文 _ 格桑亞西
一
老人不是老紅軍。老人只是在當年見過紅軍。那時的紅軍還很年輕。年輕紅軍中少數運氣好的,后來就變成了老紅軍。那時的老人還是個川西鄉村少年,快樂、好奇、勤快,他很快和紅軍打成一片。
紅軍親切地叫他 小鬼 ,那是紅色語系中特有的稱謂,表達的是友善、認同、關懷、愛憐。小鬼 圍著隊伍跑前跑后,起勁地幫紅軍干這干那。一次,小鬼 給紅軍搬柴火,進到一個戒備森嚴的院落,看見密如蛛網的電線通進屋子,聽見首長在屋里打電話。
首長關照,給 小鬼 一大碗白米飯,幾片炒豬肉。他就站在院子里大口吃完。
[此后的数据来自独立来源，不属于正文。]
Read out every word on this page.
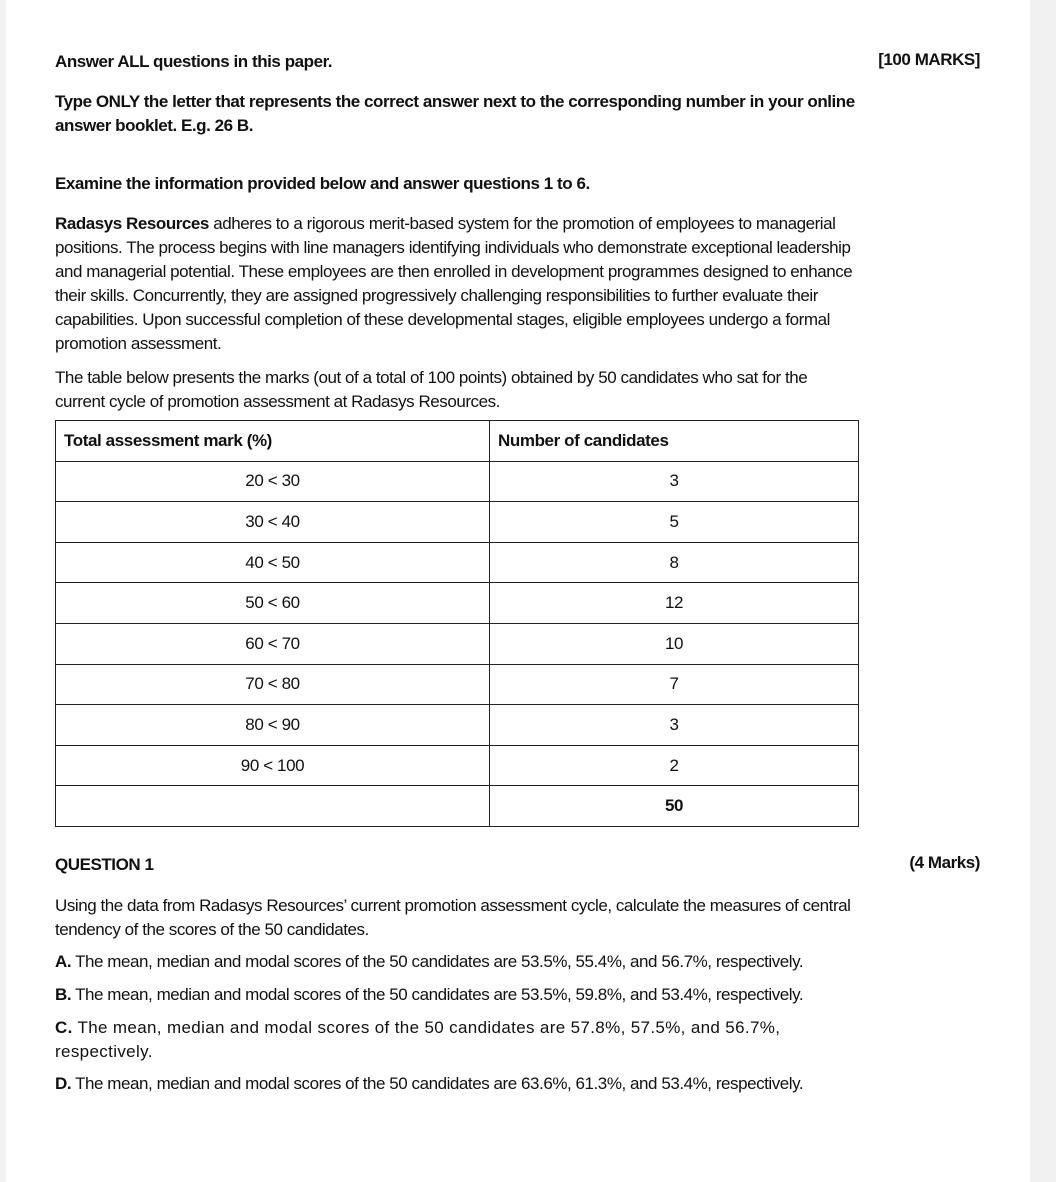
Answer ALL questions in this paper.	[100 MARKS]
Type ONLY the letter that represents the correct answer next to the corresponding number in your online answer booklet. E.g. 26 B.
Examine the information provided below and answer questions 1 to 6.

Radasys Resources adheres to a rigorous merit-based system for the promotion of employees to managerial positions. The process begins with line managers identifying individuals who demonstrate exceptional leadership and managerial potential. These employees are then enrolled in development programmes designed to enhance their skills. Concurrently, they are assigned progressively challenging responsibilities to further evaluate their capabilities. Upon successful completion of these developmental stages, eligible employees undergo a formal promotion assessment.

The table below presents the marks (out of a total of 100 points) obtained by 50 candidates who sat for the current cycle of promotion assessment at Radasys Resources.

Total assessment mark (%)	Number of candidates
20 < 30	3
30 < 40	5
40 < 50	8
50 < 60	12
60 < 70	10
70 < 80	7
80 < 90	3
90 < 100	2
	50
QUESTION 1	(4 Marks)

Using the data from Radasys Resources’ current promotion assessment cycle, calculate the measures of central tendency of the scores of the 50 candidates.

A. The mean, median and modal scores of the 50 candidates are 53.5%, 55.4%, and 56.7%, respectively.

B. The mean, median and modal scores of the 50 candidates are 53.5%, 59.8%, and 53.4%, respectively.

C. The mean, median and modal scores of the 50 candidates are 57.8%, 57.5%, and 56.7%, respectively.

D. The mean, median and modal scores of the 50 candidates are 63.6%, 61.3%, and 53.4%, respectively.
這天,當年的 小鬼 佝僂著腰,顫巍巍引我們在新舊交替的村子里穿行。
這是吃白米飯的院子,這是醫院,這是藥房,有很多瓶瓶罐罐;這是紅軍下操的地方,他們跑步,翻杠架(單杠),跳沙坑;這里有垛子(工事),架著水機關槍,朝著浮屠山方向;這是演戲的地方,紅軍在墳包上搭起木板戲臺,在上面又唱又跳,人們就在空地上隨便看;這片小樹林埋葬有一百多名傷重不治的紅軍,用薄木板釘成火匣子(棺材)裝殮,開始埋得深,到后來要退走,就埋得淺,晚黑(天黑)招來了野狗。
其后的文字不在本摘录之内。